Auteurs : PUREN (Olivier), OSIFRE (Thierry), PELISSON (Jean), BERTEAUX (Alexandre), THOMAS (Anne-Laure)
Le sommaire du dossier

Est considérée comme résidence principale l’habitation dans laquelle vous vivez la majeure partie de l’année avec votre famille et où se trouve le centre de vos intérêts matériels, professionnels et familiaux. Elle doit être située en France métropolitaine ou dans les DOM. Si votre profession vous contraint à de fréquents déplacements, il s’agit de la résidence habituelle de votre famille. Le fisc retient alors le logement pour lequel vous bénéficiez des abattements en matière de taxe d’habitation. Si vous disposez d’un logement de fonction, c’est ce dernier qui est normalement retenu (CE 29.1.93, n° 93.814). Mais si votre conjoint et vos enfants résident en permanence dans une autre habitation, celle-ci peut être considérée comme le domicile principal de votre foyer. Enfin, si votre logement n’est que partiellement consacré à votre habitation principale – le surplus étant affecté à l’exercice de votre profession –, seules les dépenses se rapportant à la partie réservée à l’habitation ouvrent droit aux crédits d’impôt.

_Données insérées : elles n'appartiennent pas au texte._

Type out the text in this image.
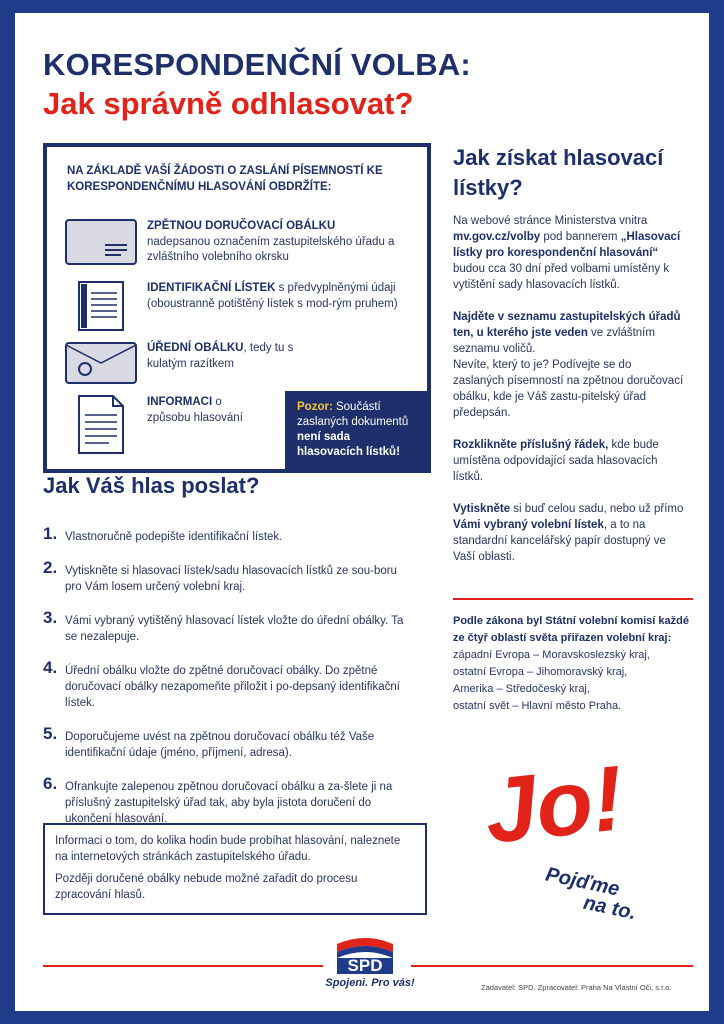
KORESPONDENČNÍ VOLBA:
Jak správně odhlasovat?
NA ZÁKLADĚ VAŠÍ ŽÁDOSTI O ZASLÁNÍ PÍSEMNOSTÍ KE KORESPONDENČNÍMU HLASOVÁNÍ OBDRŽÍTE:
ZPĚTNOU DORUČOVACÍ OBÁLKU
nadepsanou označením zastupitelského úřadu a zvláštního volebního okrsku
IDENTIFIKAČNÍ LÍSTEK s předvyplněnými údaji (oboustranně potištěný lístek s mod-rým pruhem)
ÚŘEDNÍ OBÁLKU, tedy tu s kulatým razítkem
INFORMACI o způsobu hlasování
Pozor: Součástí zaslaných dokumentů není sada hlasovacích lístků!
Jak Váš hlas poslat?
1. Vlastnoručně podepište identifikační lístek.
2. Vytiskněte si hlasovací lístek/sadu hlasovacích lístků ze sou-boru pro Vám losem určený volební kraj.
3. Vámi vybraný vytištěný hlasovací lístek vložte do úřední obálky. Ta se nezalepuje.
4. Úřední obálku vložte do zpětné doručovací obálky. Do zpětné doručovací obálky nezapomeňte přiložit i po-depsaný identifikační lístek.
5. Doporučujeme uvést na zpětnou doručovací obálku též Vaše identifikační údaje (jméno, příjmení, adresa).
6. Ofrankujte zalepenou zpětnou doručovací obálku a za-šlete ji na příslušný zastupitelský úřad tak, aby byla jistota doručení do ukončení hlasování.
Informaci o tom, do kolika hodin bude probíhat hlasování, naleznete na internetových stránkách zastupitelského úřadu.
Později doručené obálky nebude možné zařadit do procesu zpracování hlasů.
Jak získat hlasovací lístky?

Na webové stránce Ministerstva vnitra mv.gov.cz/volby pod bannerem „Hlasovací lístky pro korespondenční hlasování“ budou cca 30 dní před volbami umístěny k vytištění sady hlasovacích lístků.

Najděte v seznamu zastupitelských úřadů ten, u kterého jste veden ve zvláštním seznamu voličů.
Nevíte, který to je? Podívejte se do zaslaných písemností na zpětnou doručovací obálku, kde je Váš zastu-pitelský úřad předepsán.

Rozklikněte příslušný řádek, kde bude umístěna odpovídající sada hlasovacích lístků.

Vytiskněte si buď celou sadu, nebo už přímo Vámi vybraný volební lístek, a to na standardní kancelářský papír dostupný ve Vaší oblasti.

Podle zákona byl Státní volební komisí každé ze čtyř oblastí světa přiřazen volební kraj:
západní Evropa – Moravskoslezský kraj,
ostatní Evropa – Jihomoravský kraj,
Amerika – Středočeský kraj,
ostatní svět – Hlavní město Praha.
Jo!
Pojďme
na to.
SPD
Spojeni. Pro vás!	Zadavatel: SPD. Zpracovatel: Praha Na Vlastní Oči, s.r.o.
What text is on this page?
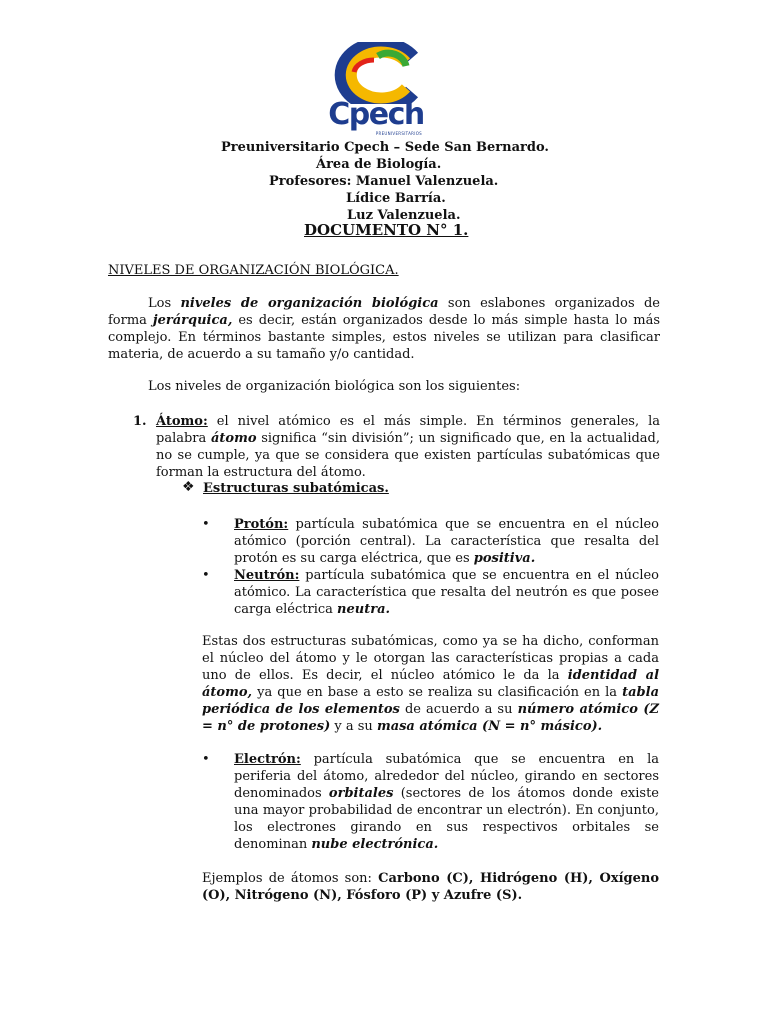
Cpech
PREUNIVERSITARIOS
Preuniversitario Cpech – Sede San Bernardo.
Área de Biología.
Profesores: Manuel Valenzuela.
Lídice Barría.
Luz Valenzuela.
DOCUMENTO N° 1.
NIVELES DE ORGANIZACIÓN BIOLÓGICA.
Los niveles de organización biológica son eslabones organizados de forma jerárquica, es decir, están organizados desde lo más simple hasta lo más complejo. En términos bastante simples, estos niveles se utilizan para clasificar materia, de acuerdo a su tamaño y/o cantidad.
Los niveles de organización biológica son los siguientes:
1. Átomo: el nivel atómico es el más simple. En términos generales, la palabra átomo significa “sin división”; un significado que, en la actualidad, no se cumple, ya que se considera que existen partículas subatómicas que forman la estructura del átomo.
❖ Estructuras subatómicas.
• Protón: partícula subatómica que se encuentra en el núcleo atómico (porción central). La característica que resalta del protón es su carga eléctrica, que es positiva.
• Neutrón: partícula subatómica que se encuentra en el núcleo atómico. La característica que resalta del neutrón es que posee carga eléctrica neutra.
Estas dos estructuras subatómicas, como ya se ha dicho, conforman el núcleo del átomo y le otorgan las características propias a cada uno de ellos. Es decir, el núcleo atómico le da la identidad al átomo, ya que en base a esto se realiza su clasificación en la tabla periódica de los elementos de acuerdo a su número atómico (Z = n° de protones) y a su masa atómica (N = n° másico).
• Electrón: partícula subatómica que se encuentra en la periferia del átomo, alrededor del núcleo, girando en sectores denominados orbitales (sectores de los átomos donde existe una mayor probabilidad de encontrar un electrón). En conjunto, los electrones girando en sus respectivos orbitales se denominan nube electrónica.
Ejemplos de átomos son: Carbono (C), Hidrógeno (H), Oxígeno (O), Nitrógeno (N), Fósforo (P) y Azufre (S).
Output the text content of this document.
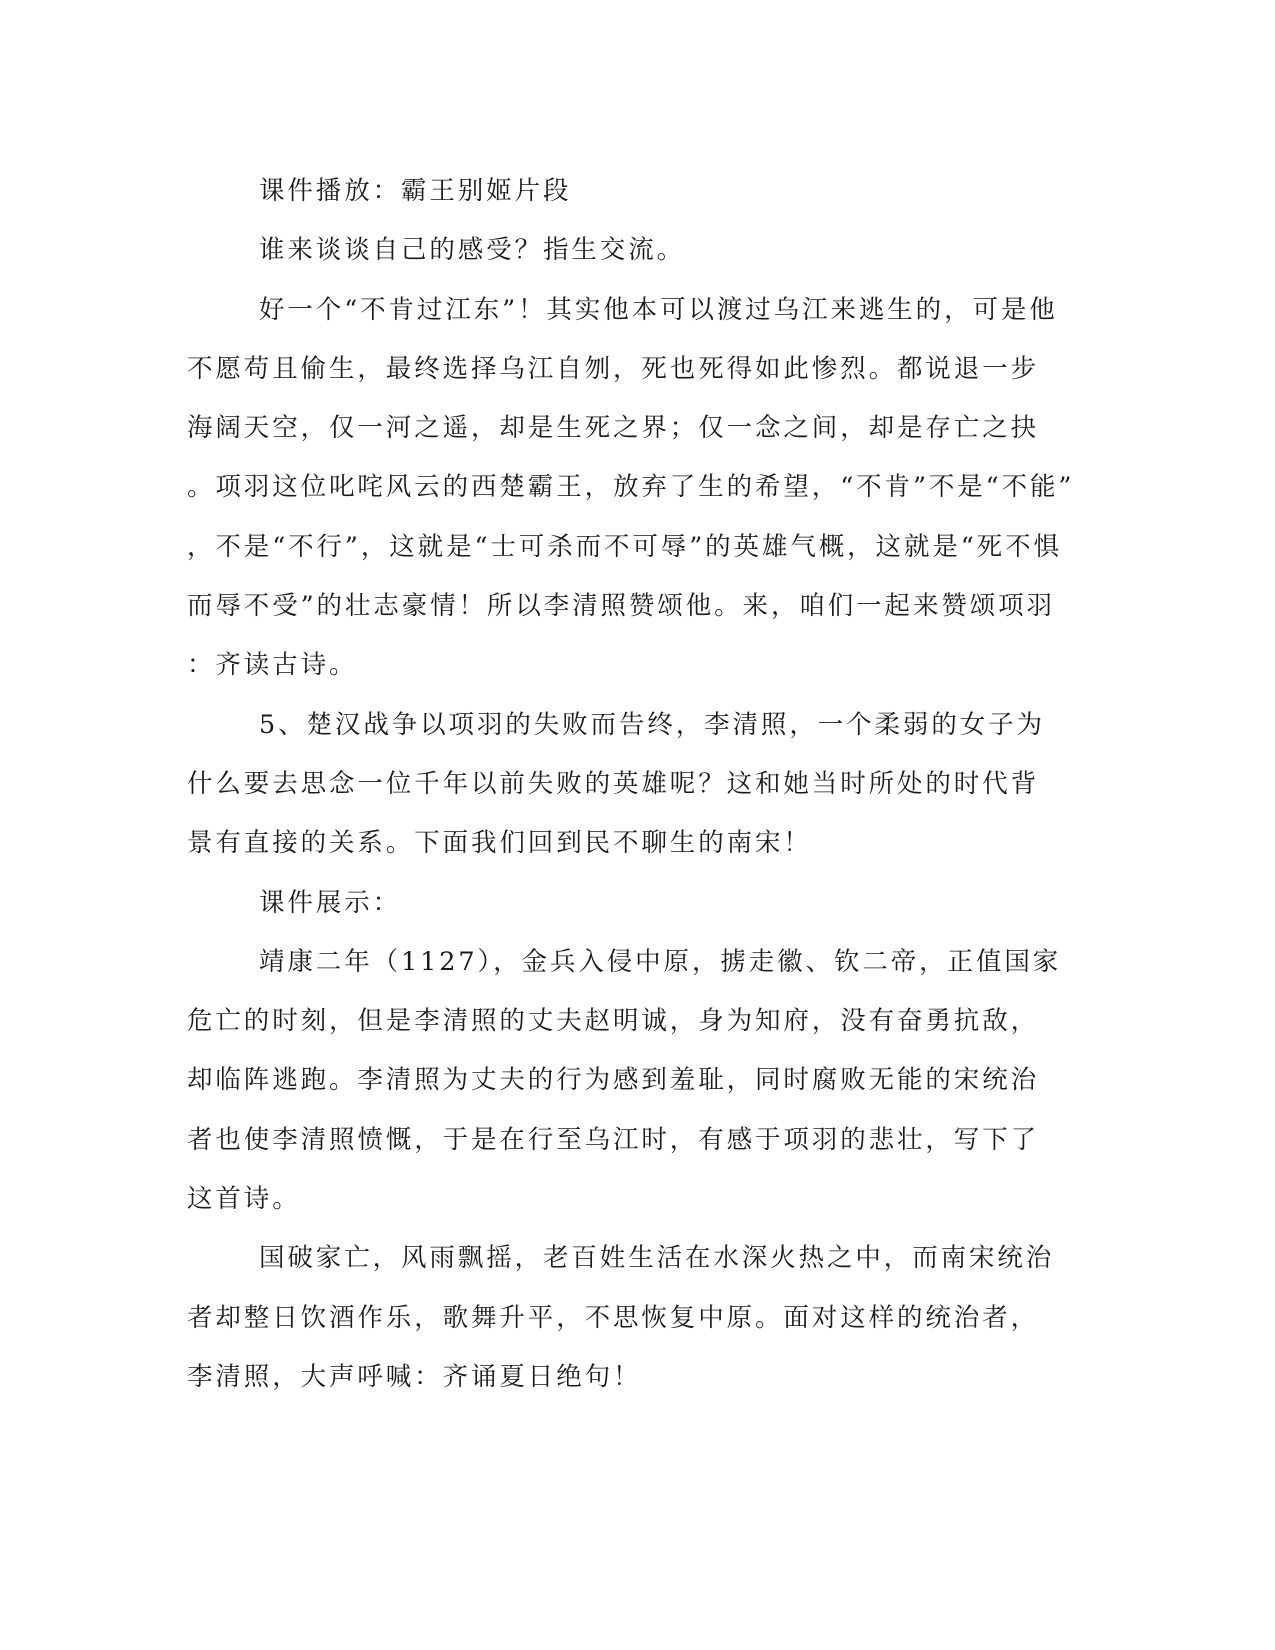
课件播放：霸王别姬片段
谁来谈谈自己的感受？指生交流。
好一个“不肯过江东”！其实他本可以渡过乌江来逃生的，可是他
不愿苟且偷生，最终选择乌江自刎，死也死得如此惨烈。都说退一步
海阔天空，仅一河之遥，却是生死之界；仅一念之间，却是存亡之抉
。项羽这位叱咤风云的西楚霸王，放弃了生的希望，“不肯”不是“不能”
，不是“不行”，这就是“士可杀而不可辱”的英雄气概，这就是“死不惧
而辱不受”的壮志豪情！所以李清照赞颂他。来，咱们一起来赞颂项羽
：齐读古诗。
5、楚汉战争以项羽的失败而告终，李清照，一个柔弱的女子为
什么要去思念一位千年以前失败的英雄呢？这和她当时所处的时代背
景有直接的关系。下面我们回到民不聊生的南宋！
课件展示：
靖康二年（1127），金兵入侵中原，掳走徽、钦二帝，正值国家
危亡的时刻，但是李清照的丈夫赵明诚，身为知府，没有奋勇抗敌，
却临阵逃跑。李清照为丈夫的行为感到羞耻，同时腐败无能的宋统治
者也使李清照愤慨，于是在行至乌江时，有感于项羽的悲壮，写下了
这首诗。
国破家亡，风雨飘摇，老百姓生活在水深火热之中，而南宋统治
者却整日饮酒作乐，歌舞升平，不思恢复中原。面对这样的统治者，
李清照，大声呼喊：齐诵夏日绝句！
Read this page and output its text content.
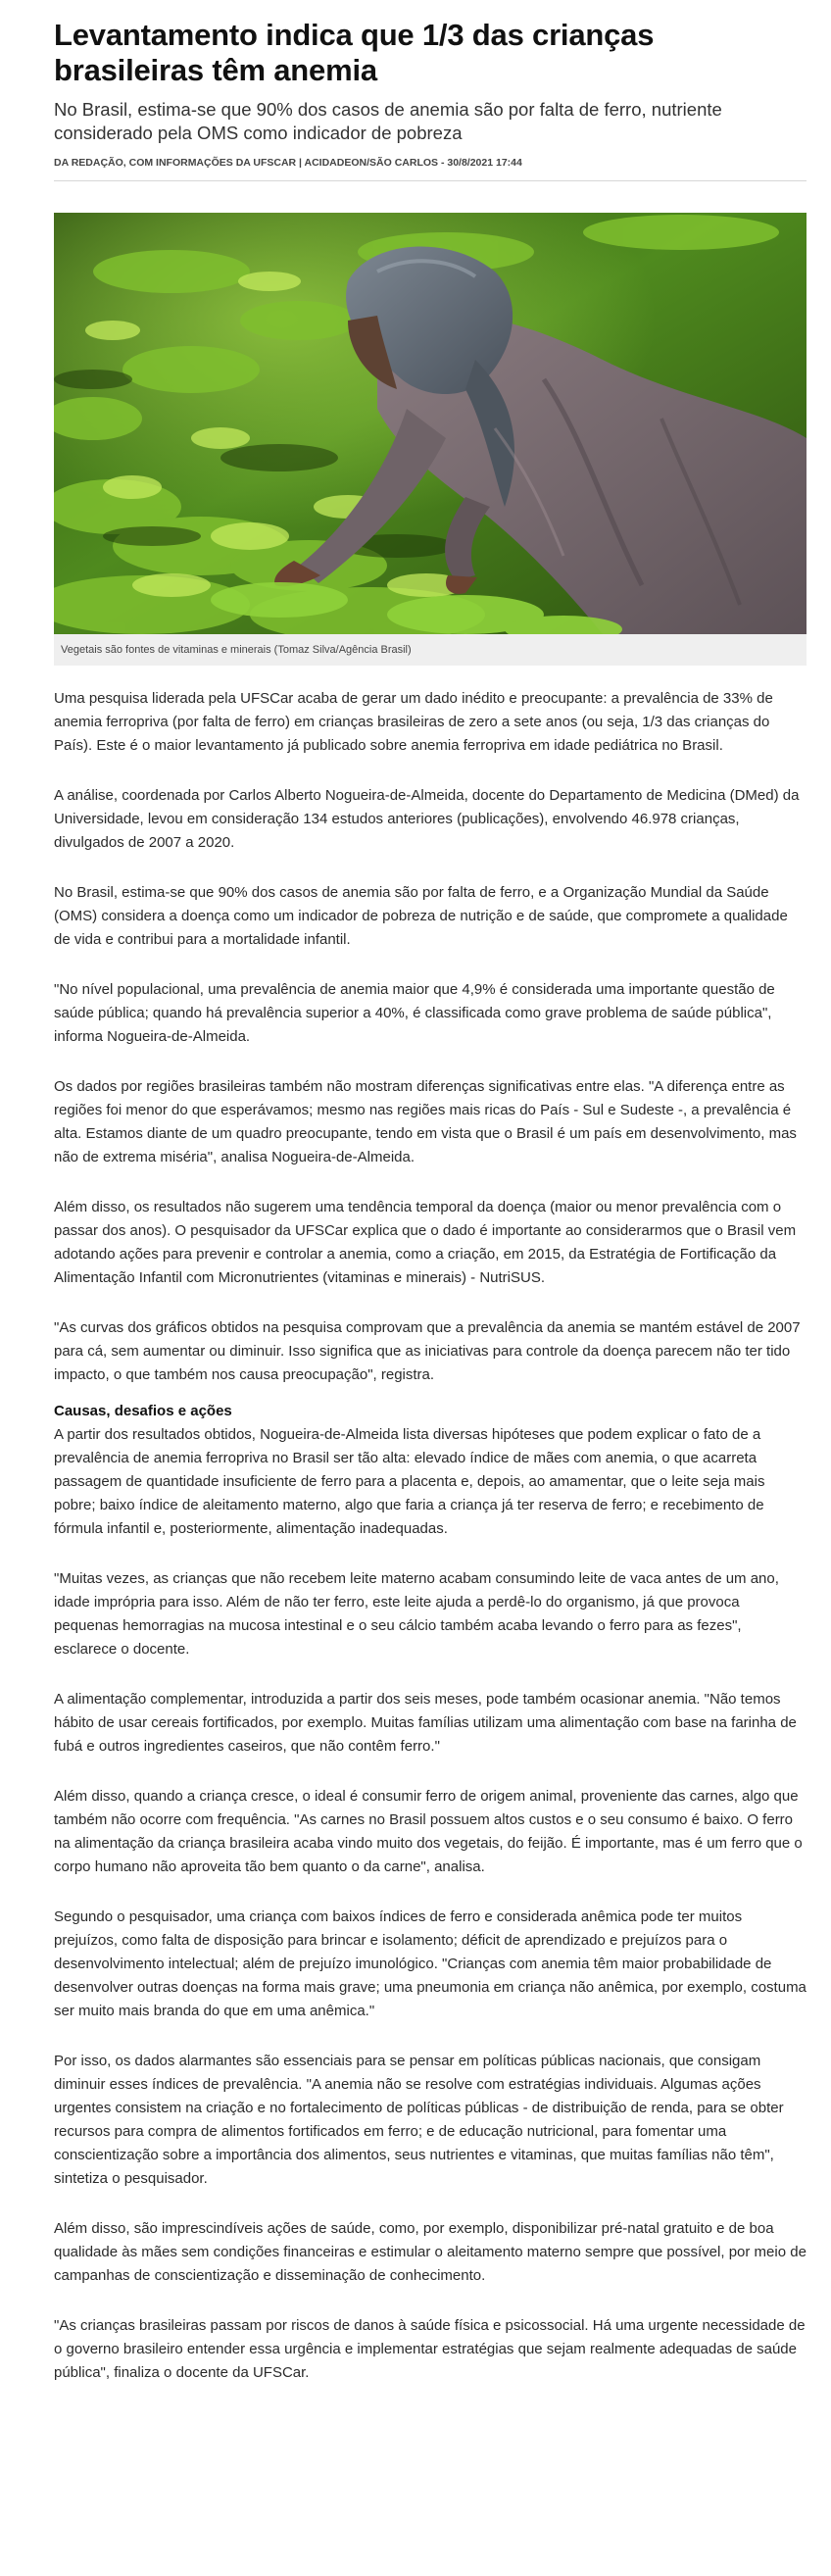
Levantamento indica que 1/3 das crianças brasileiras têm anemia

No Brasil, estima-se que 90% dos casos de anemia são por falta de ferro, nutriente considerado pela OMS como indicador de pobreza

DA REDAÇÃO, COM INFORMAÇÕES DA UFSCAR | ACIDADEON/SÃO CARLOS - 30/8/2021 17:44
Vegetais são fontes de vitaminas e minerais (Tomaz Silva/Agência Brasil)

Uma pesquisa liderada pela UFSCar acaba de gerar um dado inédito e preocupante: a prevalência de 33% de anemia ferropriva (por falta de ferro) em crianças brasileiras de zero a sete anos (ou seja, 1/3 das crianças do País). Este é o maior levantamento já publicado sobre anemia ferropriva em idade pediátrica no Brasil.

A análise, coordenada por Carlos Alberto Nogueira-de-Almeida, docente do Departamento de Medicina (DMed) da Universidade, levou em consideração 134 estudos anteriores (publicações), envolvendo 46.978 crianças, divulgados de 2007 a 2020.

No Brasil, estima-se que 90% dos casos de anemia são por falta de ferro, e a Organização Mundial da Saúde (OMS) considera a doença como um indicador de pobreza de nutrição e de saúde, que compromete a qualidade de vida e contribui para a mortalidade infantil.

"No nível populacional, uma prevalência de anemia maior que 4,9% é considerada uma importante questão de saúde pública; quando há prevalência superior a 40%, é classificada como grave problema de saúde pública", informa Nogueira-de-Almeida.

Os dados por regiões brasileiras também não mostram diferenças significativas entre elas. "A diferença entre as regiões foi menor do que esperávamos; mesmo nas regiões mais ricas do País - Sul e Sudeste -, a prevalência é alta. Estamos diante de um quadro preocupante, tendo em vista que o Brasil é um país em desenvolvimento, mas não de extrema miséria", analisa Nogueira-de-Almeida.

Além disso, os resultados não sugerem uma tendência temporal da doença (maior ou menor prevalência com o passar dos anos). O pesquisador da UFSCar explica que o dado é importante ao considerarmos que o Brasil vem adotando ações para prevenir e controlar a anemia, como a criação, em 2015, da Estratégia de Fortificação da Alimentação Infantil com Micronutrientes (vitaminas e minerais) - NutriSUS.

"As curvas dos gráficos obtidos na pesquisa comprovam que a prevalência da anemia se mantém estável de 2007 para cá, sem aumentar ou diminuir. Isso significa que as iniciativas para controle da doença parecem não ter tido impacto, o que também nos causa preocupação", registra.

Causas, desafios e ações

A partir dos resultados obtidos, Nogueira-de-Almeida lista diversas hipóteses que podem explicar o fato de a prevalência de anemia ferropriva no Brasil ser tão alta: elevado índice de mães com anemia, o que acarreta passagem de quantidade insuficiente de ferro para a placenta e, depois, ao amamentar, que o leite seja mais pobre; baixo índice de aleitamento materno, algo que faria a criança já ter reserva de ferro; e recebimento de fórmula infantil e, posteriormente, alimentação inadequadas.

"Muitas vezes, as crianças que não recebem leite materno acabam consumindo leite de vaca antes de um ano, idade imprópria para isso. Além de não ter ferro, este leite ajuda a perdê-lo do organismo, já que provoca pequenas hemorragias na mucosa intestinal e o seu cálcio também acaba levando o ferro para as fezes", esclarece o docente.

A alimentação complementar, introduzida a partir dos seis meses, pode também ocasionar anemia. "Não temos hábito de usar cereais fortificados, por exemplo. Muitas famílias utilizam uma alimentação com base na farinha de fubá e outros ingredientes caseiros, que não contêm ferro."

Além disso, quando a criança cresce, o ideal é consumir ferro de origem animal, proveniente das carnes, algo que também não ocorre com frequência. "As carnes no Brasil possuem altos custos e o seu consumo é baixo. O ferro na alimentação da criança brasileira acaba vindo muito dos vegetais, do feijão. É importante, mas é um ferro que o corpo humano não aproveita tão bem quanto o da carne", analisa.

Segundo o pesquisador, uma criança com baixos índices de ferro e considerada anêmica pode ter muitos prejuízos, como falta de disposição para brincar e isolamento; déficit de aprendizado e prejuízos para o desenvolvimento intelectual; além de prejuízo imunológico. "Crianças com anemia têm maior probabilidade de desenvolver outras doenças na forma mais grave; uma pneumonia em criança não anêmica, por exemplo, costuma ser muito mais branda do que em uma anêmica."

Por isso, os dados alarmantes são essenciais para se pensar em políticas públicas nacionais, que consigam diminuir esses índices de prevalência. "A anemia não se resolve com estratégias individuais. Algumas ações urgentes consistem na criação e no fortalecimento de políticas públicas - de distribuição de renda, para se obter recursos para compra de alimentos fortificados em ferro; e de educação nutricional, para fomentar uma conscientização sobre a importância dos alimentos, seus nutrientes e vitaminas, que muitas famílias não têm", sintetiza o pesquisador.

Além disso, são imprescindíveis ações de saúde, como, por exemplo, disponibilizar pré-natal gratuito e de boa qualidade às mães sem condições financeiras e estimular o aleitamento materno sempre que possível, por meio de campanhas de conscientização e disseminação de conhecimento.

"As crianças brasileiras passam por riscos de danos à saúde física e psicossocial. Há uma urgente necessidade de o governo brasileiro entender essa urgência e implementar estratégias que sejam realmente adequadas de saúde pública", finaliza o docente da UFSCar.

À noter : les crédits d’impôt « équipements » ne sont pas applicables aux installations réalisées dans une résidence secondaire, un logement vacant ou prêté gratuitement à un tiers (même rattaché à votre foyer fiscal ; CE 8.10.90, n° 81.240).

Il peut s’agir de votre future habitation principale

Les contribuables qui font réaliser des travaux dans un logement qui n’est pas encore leur résidence principale mais est destiné à le devenir peuvent bénéficier des crédits d’impôt « développement durable » et « aide à la personne ». À condition que cette affectation intervienne dans les 6 mois suivant le paiement de la facture et que le logement n’ait pas été dédié à un autre usage entre ce paiement et son occupation à titre d’habitation principale (BOI 5 B-26-05 et 5 B-30-05).
Le fisc admet aussi que vous en bénéficiiez pour des équipements installés par le vendeur ou le constructeur avant l’occupation du logement, si vous achetez neuf, en l’état futur d’achèvement ou si vous faites construire. À la double condition que les équipements installés soient éligibles aux crédits d’impôt, quelle que soit l’ancienneté du logement (certains ne le sont que si le logement a plus de 2 ans ; voir p. 196) et que celui-ci devienne votre habitation principale dès son achèvement, ou son acquisition si elle est postérieure.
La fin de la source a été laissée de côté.